Sözcü, 14 Temmuz 2017

Yılmaz Özdil, "15 Temmuz afişleri" başlıklı yazısında, "Türkiye'de askerlik çağında 425 bin Suriyeli yaşıyorken, Türk Silahlı Kuvvetleri'nin mevcudundan daha fazla sayıda eli silah tutacak Suriyeli varken, bunlar plajlarda nargile içip, götünü gezdirirken, üstüne para ödenirken... Mehmetçik Suriye'de şehit olmuyor mu" sözleriyle, iki halk arasında 'biz ve onlar' karşıtlığı kurarak Suriyelileri aşağılıyor ve onlara yönelik olumsuz genellemelerde bulunuyor. Böylece, Suriyeli mültecilere yönelik toplumda mevcut olan bir önyargıyı körüklüyor; nefreti ve ayrımcılığı güçlendiriyor.


2.

Bursa'da Meydan, 12 Temmuz 2017

Bursa'da Meydan gazetesinin, "İzmir'e çıkan Yunan neyse FETÖ de odur" başlıklı haberinde, AKP İstanbul Milletvekili Metin Külünk'ün, "FETÖ dini bir örgüt değildir. İzmir'e çıkan Yunanlar ne ise FETÖ de odur" sözleri, tırnak içine alınmadan doğrudan başlığa çekiliyor. Böylece gazete, Yunanlara yönelik geçmişten gelen düşmanlık algısını körükleyen bir söylemi onaylıyor ve yaygınlaşmasına ortaklık ediyor.


3.

Manisa Hürışık, 11 Temmuz 2017

Seyfettin Ayakyay, “ERMENİSTAN VAHŞETİ” başlıklı köşe yazısında, “Ancak ermeni kan emici vampirlerin Azerbaycan topraklarında 04 TEMMUZ 2017 tarihinde tecavüz ateşi ederek masum insanlara haince saldırısı sonucu katlettiği 17 Aylık Zehra bebek için dünya sessiz kalıyor nedense!” sözleriyle, Ermenileri şiddet ve katliamla ilişkilendiriyor. Yazar böylece, Ermenilere yönelik olumsuz algıları ve nefreti körüklüyor.

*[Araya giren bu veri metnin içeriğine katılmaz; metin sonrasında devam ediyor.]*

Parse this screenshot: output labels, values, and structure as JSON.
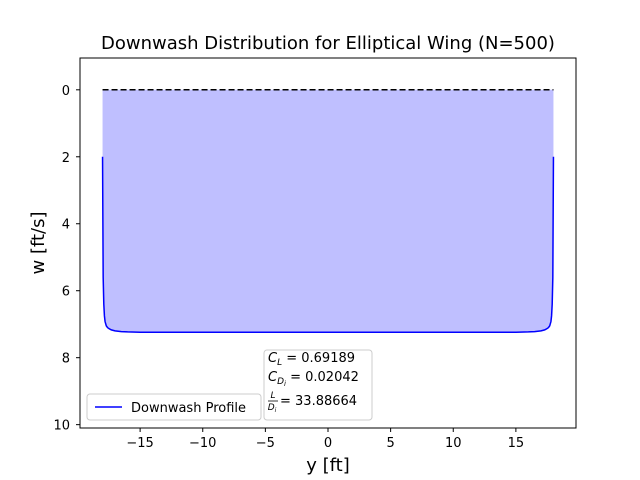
{
  "chart_data": {
    "type": "area",
    "title": "Downwash Distribution for Elliptical Wing (N=500)",
    "xlabel": "y [ft]",
    "ylabel": "w [ft/s]",
    "xlim": [
      -19.8,
      19.8
    ],
    "ylim": [
      10.1,
      -0.95
    ],
    "y_axis_inverted": true,
    "xticks": [
      -15,
      -10,
      -5,
      0,
      5,
      10,
      15
    ],
    "yticks": [
      0,
      2,
      4,
      6,
      8,
      10
    ],
    "grid": false,
    "legend": {
      "placement": "lower-left",
      "entries": [
        "Downwash Profile"
      ]
    },
    "series": [
      {
        "name": "Downwash Profile",
        "color": "#0000ff",
        "fill_color": "#bfbfff",
        "fill_to": 0,
        "x": [
          -18.0,
          -17.95,
          -17.9,
          -17.85,
          -17.8,
          -17.7,
          -17.6,
          -17.5,
          -17.3,
          -17.0,
          -16.5,
          -16.0,
          -15.0,
          -10.0,
          0.0,
          10.0,
          15.0,
          16.0,
          16.5,
          17.0,
          17.3,
          17.5,
          17.6,
          17.7,
          17.8,
          17.85,
          17.9,
          17.95,
          18.0
        ],
        "y": [
          2.0,
          5.6,
          6.4,
          6.75,
          6.92,
          7.05,
          7.1,
          7.13,
          7.17,
          7.2,
          7.22,
          7.23,
          7.24,
          7.24,
          7.24,
          7.24,
          7.24,
          7.23,
          7.22,
          7.2,
          7.17,
          7.13,
          7.1,
          7.05,
          6.92,
          6.75,
          6.4,
          5.6,
          2.0
        ]
      }
    ],
    "reference_line": {
      "y": 0,
      "x": [
        -18.0,
        18.0
      ],
      "style": "dashed",
      "color": "#000000"
    },
    "annotation": [
      {
        "symbol": "C",
        "sub": "L",
        "sub2": "",
        "value": " = 0.69189"
      },
      {
        "symbol": "C",
        "sub": "D",
        "sub2": "i",
        "value": " = 0.02042"
      },
      {
        "symbol": "L/Di",
        "sub": "",
        "sub2": "",
        "value": " = 33.88664"
      }
    ]
  }
}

1. Nefret söylemi odaklı sistematik medya izleme çalışması kapsamında, tüm ulusal gazeteler ve sayısı 500’ü bulan yerel gazete önceden belirlenen anahtar kelimeler üzerinden (ör. hain, dönme, mülteci, Hıristiyan, Yahudi, bölücü vs.) medya takip merkezi aracılığıyla taranıyor. Bu anahtar kelimeleri içeren haber ve köşe yazıları günlük olarak okunuyor (gazetelerin hafta sonu baskıları hariç) ve nefret söylemi içeren yazılar tespit ediliyor. Esas olarak ulusal, etnik ve dini kimlik temelli nefret söylemine odaklanılırken cinsiyetçi ve homofobik/transfobik söylemler de tarama kapsamına alınıyor.